The terms "synchronous and asynchronous" have lots of meanings in digital design (which can be confusing) - they have different meanings in different contexts. The first is (as I said above) both of these are describing synchronous systems.
In these code snippets, you are describing Random Access Memories. The two definitions of "out" behave differently. The combinatorial out will show the data in the "address" location immediately - on the same cycle as the address takes its value - this is referred to as an "asynchronous read RAM". The other definition of out, will give the data at "address", but only after the next clock cycle - this is referred to as a "synchronous read RAM".

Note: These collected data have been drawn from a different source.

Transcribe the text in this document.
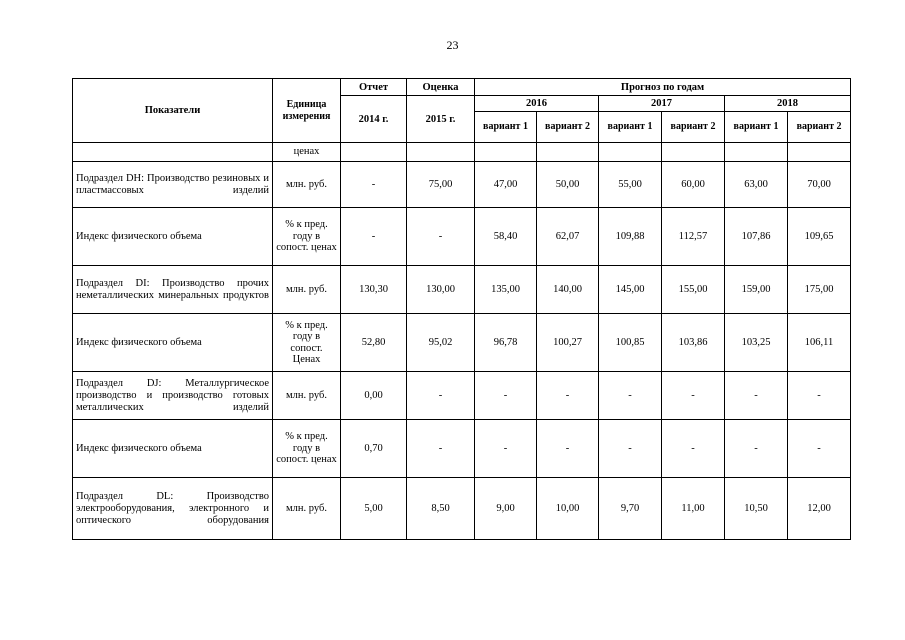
23
Показатели	Единица измерения	Отчет	Оценка	Прогноз по годам					
		2014 г.	2015 г.	2016		2017		2018	
				вариант 1	вариант 2	вариант 1	вариант 2	вариант 1	вариант 2
	ценах								
Подраздел DH: Производство резиновых и пластмассовых изделий	млн. руб.	-	75,00	47,00	50,00	55,00	60,00	63,00	70,00
Индекс физического объема	% к пред. году в сопост. ценах	-	-	58,40	62,07	109,88	112,57	107,86	109,65
Подраздел DI: Производство прочих неметаллических минеральных продуктов	млн. руб.	130,30	130,00	135,00	140,00	145,00	155,00	159,00	175,00
Индекс физического объема	% к пред. году в сопост. Ценах	52,80	95,02	96,78	100,27	100,85	103,86	103,25	106,11
Подраздел DJ: Металлургическое производство и производство готовых металлических изделий	млн. руб.	0,00	-	-	-	-	-	-	-
Индекс физического объема	% к пред. году в сопост. ценах	0,70	-	-	-	-	-	-	-
Подраздел DL: Производство электрооборудования, электронного и оптического оборудования	млн. руб.	5,00	8,50	9,00	10,00	9,70	11,00	10,50	12,00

Now lets look at synthesis. Synthesis attempts to match these behaviors to logic cells within the FPGA. In the FPGA there are two types of RAM cells
- distributed SelectRAM cells
- these are implemented in the lookup table (LUT) in some of the slices in the FPGA array
- fundamentally these are 64x1 single ported RAMs with asynchronous reads
- they can be combined to make dual and more ported RAMs
- they can be combined (as all RAMs can) to make deeper and/or wider RAMs
- Block RAMs
- these are separate resources in a separate area (column) of the FPGA
- these are fundamentally 36kbit dual-port RAMs with synchronous reads
You can always implement a RAM that is described in RTL with synchronous read behavior using an asynchronous RAM - this can be done simply by putting a flip-flop on the output (which is easily done in the slice of the distributed RAM). You cannot, however, implement a RAM that is described in RTL with asynchronous read behavior in a cell that has synchronous reads...
Therefore, if you want to use the larger blockRAMs, you must design your system to have synchronous reads.